NEW YORK — When Lucy Walker debuted her harrowing documentary about California wildfires, ''Bring Your Own Brigade,'' at Sundance in 2021, it was during peak COVID. Not the best time for a film on a wholly different scourge.
''It was really hard,'' the Oscar-nominated filmmaker says now. ''I didn't blame people for not wanting to watch a film about the fires in the middle of the pandemic, because it was just too much horror."
Now, with the devastating wildfires that have wrought havoc on Los Angeles, people may be more receptive to the lessons Walker learned while making the film, with its urgent display of the human cost of the fires and its tough, crucial questions for the future.
''This is probably the moment where it becomes undeniable,'' the filmmaker said in an interview last week, after being contacted by The Associated Press to provide reflections on the ongoing disaster in light of what she learned.

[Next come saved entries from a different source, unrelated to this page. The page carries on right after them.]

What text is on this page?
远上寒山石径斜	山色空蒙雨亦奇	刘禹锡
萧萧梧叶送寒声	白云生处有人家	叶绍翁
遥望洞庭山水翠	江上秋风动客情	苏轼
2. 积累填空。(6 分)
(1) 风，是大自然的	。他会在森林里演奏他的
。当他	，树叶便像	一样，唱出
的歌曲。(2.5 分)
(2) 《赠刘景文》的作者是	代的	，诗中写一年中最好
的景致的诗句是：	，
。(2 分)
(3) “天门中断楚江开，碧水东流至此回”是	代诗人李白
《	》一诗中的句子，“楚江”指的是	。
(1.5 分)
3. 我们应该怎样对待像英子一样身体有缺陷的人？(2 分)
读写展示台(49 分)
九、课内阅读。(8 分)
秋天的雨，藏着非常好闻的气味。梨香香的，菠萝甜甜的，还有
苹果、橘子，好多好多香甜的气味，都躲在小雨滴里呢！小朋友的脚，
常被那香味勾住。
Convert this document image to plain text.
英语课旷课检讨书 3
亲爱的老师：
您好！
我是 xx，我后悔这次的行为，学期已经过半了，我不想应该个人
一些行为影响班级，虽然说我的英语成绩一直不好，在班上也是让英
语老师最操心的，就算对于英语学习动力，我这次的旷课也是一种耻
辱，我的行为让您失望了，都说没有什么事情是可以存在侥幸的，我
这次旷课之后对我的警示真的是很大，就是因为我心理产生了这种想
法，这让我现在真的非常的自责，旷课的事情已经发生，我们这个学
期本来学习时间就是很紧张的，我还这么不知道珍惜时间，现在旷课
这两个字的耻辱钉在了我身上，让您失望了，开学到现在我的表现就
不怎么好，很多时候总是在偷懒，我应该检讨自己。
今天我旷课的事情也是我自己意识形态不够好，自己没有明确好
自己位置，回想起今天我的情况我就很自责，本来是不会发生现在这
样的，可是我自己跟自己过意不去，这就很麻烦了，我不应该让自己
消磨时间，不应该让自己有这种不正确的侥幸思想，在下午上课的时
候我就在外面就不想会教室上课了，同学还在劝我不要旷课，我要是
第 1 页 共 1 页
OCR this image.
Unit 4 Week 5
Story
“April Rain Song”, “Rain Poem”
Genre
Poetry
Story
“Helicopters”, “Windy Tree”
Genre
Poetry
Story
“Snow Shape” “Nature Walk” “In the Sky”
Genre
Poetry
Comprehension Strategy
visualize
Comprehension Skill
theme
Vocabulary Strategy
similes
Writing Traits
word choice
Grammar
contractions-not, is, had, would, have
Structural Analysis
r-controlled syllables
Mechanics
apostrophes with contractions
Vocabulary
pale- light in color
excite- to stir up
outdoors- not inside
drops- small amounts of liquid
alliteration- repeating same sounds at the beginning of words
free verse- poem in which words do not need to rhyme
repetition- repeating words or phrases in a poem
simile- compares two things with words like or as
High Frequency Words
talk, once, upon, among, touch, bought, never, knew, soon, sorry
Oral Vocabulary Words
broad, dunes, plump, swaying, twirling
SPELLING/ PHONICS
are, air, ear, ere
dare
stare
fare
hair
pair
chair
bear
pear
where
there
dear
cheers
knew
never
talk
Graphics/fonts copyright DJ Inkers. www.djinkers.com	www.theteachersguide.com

She added: "It does feel like people are now asking the question that I was asking a few years ago, like, 'Is it safe to live in Los Angeles? And why is this happening, and what can we do about it? And the good news is that there are some things we can do about it. What's tricky is that they're really hard to accomplish.''
Documenting the human cost, confronting complacency
In ''Bring Your Own Brigade" (available on Paramount+), Walker portrays in sometimes terrifying detail the devastation caused by two wildfires on the same day in 2018, products of the same wind event — the Camp Fire that engulfed the northern California city of Paradise and the Woolsey fire in Malibu, two towns on opposite ends of the political and economic spectrum.
She embeds herself with firefighters, and explores the lives of locals affected by the fire. She shares harrowing cellphone footage of people driving through exploding columns of fire as they try to escape, crying out ''I don't want to die!'' She plays 911 calls in which people plead vainly for rescue as fire laps at their backyards or invades their homes.